Angola rejected a new output quota handed to it by OPEC and said it planned to breach it, a rare challenge to the cartel that heralds more infighting ahead.
“We will produce above the quota determined by OPEC,” Angola’s OPEC governor Estevao Pedro said in an interview on Thursday. “It is not a matter of disobeying OPEC; we presented our position, and OPEC should take it into consideration.”
A spat over African members’ quotas delayed the latest OPEC meeting by four days, and a decision was finally reached on Thursday. But after a review — pledged back in June after another fraught meeting in which the Africans lost out to other members — Angola has been handed a quota it doesn’t think is fair.

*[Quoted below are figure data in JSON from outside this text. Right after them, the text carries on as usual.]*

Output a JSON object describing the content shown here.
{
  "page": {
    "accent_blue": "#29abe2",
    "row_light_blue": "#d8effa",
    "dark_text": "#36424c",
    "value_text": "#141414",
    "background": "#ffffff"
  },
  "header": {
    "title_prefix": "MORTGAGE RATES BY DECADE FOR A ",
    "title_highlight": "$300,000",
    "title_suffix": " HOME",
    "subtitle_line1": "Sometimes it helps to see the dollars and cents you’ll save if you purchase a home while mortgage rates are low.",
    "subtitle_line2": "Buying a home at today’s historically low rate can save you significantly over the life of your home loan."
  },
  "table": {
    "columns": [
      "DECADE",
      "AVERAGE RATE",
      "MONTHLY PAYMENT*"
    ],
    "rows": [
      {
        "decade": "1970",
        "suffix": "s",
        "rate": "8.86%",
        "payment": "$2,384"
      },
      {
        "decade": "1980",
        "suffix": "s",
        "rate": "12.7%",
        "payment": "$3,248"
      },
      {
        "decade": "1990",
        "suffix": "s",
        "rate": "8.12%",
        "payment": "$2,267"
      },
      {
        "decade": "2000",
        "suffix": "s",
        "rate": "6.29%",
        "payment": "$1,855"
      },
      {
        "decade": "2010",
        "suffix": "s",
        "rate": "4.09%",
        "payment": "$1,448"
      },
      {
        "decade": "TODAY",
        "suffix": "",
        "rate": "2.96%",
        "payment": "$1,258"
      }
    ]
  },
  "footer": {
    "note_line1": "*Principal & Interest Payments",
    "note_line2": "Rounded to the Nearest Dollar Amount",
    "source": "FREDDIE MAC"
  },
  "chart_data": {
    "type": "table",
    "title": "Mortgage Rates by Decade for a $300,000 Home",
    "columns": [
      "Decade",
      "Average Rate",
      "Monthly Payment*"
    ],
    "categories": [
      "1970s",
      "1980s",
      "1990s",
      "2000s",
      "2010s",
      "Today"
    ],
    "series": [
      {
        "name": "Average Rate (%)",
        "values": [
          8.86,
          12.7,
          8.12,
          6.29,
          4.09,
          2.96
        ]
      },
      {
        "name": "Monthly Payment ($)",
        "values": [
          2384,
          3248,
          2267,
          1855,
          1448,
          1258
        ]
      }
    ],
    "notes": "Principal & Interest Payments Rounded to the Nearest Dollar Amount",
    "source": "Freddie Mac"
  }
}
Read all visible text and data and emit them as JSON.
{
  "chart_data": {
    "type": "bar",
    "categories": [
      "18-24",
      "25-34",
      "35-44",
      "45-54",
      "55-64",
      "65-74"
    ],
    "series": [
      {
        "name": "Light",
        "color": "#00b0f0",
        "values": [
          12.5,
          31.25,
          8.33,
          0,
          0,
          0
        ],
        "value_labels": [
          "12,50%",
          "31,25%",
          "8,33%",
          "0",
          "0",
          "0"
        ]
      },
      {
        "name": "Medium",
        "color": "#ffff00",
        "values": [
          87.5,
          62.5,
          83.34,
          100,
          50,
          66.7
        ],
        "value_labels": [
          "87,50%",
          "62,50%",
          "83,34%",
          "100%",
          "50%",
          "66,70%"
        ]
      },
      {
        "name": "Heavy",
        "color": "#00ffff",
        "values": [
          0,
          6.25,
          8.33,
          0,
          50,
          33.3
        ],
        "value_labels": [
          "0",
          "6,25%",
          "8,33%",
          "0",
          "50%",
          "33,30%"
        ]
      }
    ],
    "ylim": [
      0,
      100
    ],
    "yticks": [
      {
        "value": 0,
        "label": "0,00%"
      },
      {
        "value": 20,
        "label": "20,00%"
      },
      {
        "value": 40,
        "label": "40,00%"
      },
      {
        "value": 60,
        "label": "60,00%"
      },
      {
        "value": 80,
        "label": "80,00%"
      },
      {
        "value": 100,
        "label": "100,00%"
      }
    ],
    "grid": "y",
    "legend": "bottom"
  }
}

Angola, Africa’s second-largest crude producer, will pump 1.18 million barrels a day from January, Pedro said, above the 1.11 million quota set out in the OPEC agreement on Thursday.
In June, Angola, Congo and Nigeria were pushed by Saudi Energy Minister Prince Abdulaziz bin Salman to accept reduced output targets for 2024 that reflected their diminished production capabilities. The deal in June was only reached after the countries were promised an audit. But the review reflected lower capacity — and as a result a lower quota.
Pedro said last week that the country would remain an OPEC member despite the dispute. On Thursday, he sounded less sure.
“The question of whether Angola remains in the OPEC is a decision at the highest level of authority,” he said.
The defiance will bring back troubling memories of Ecuador’s exit from the group. The South American producer said it would breach its quota in 2017, and eventually ended up leaving.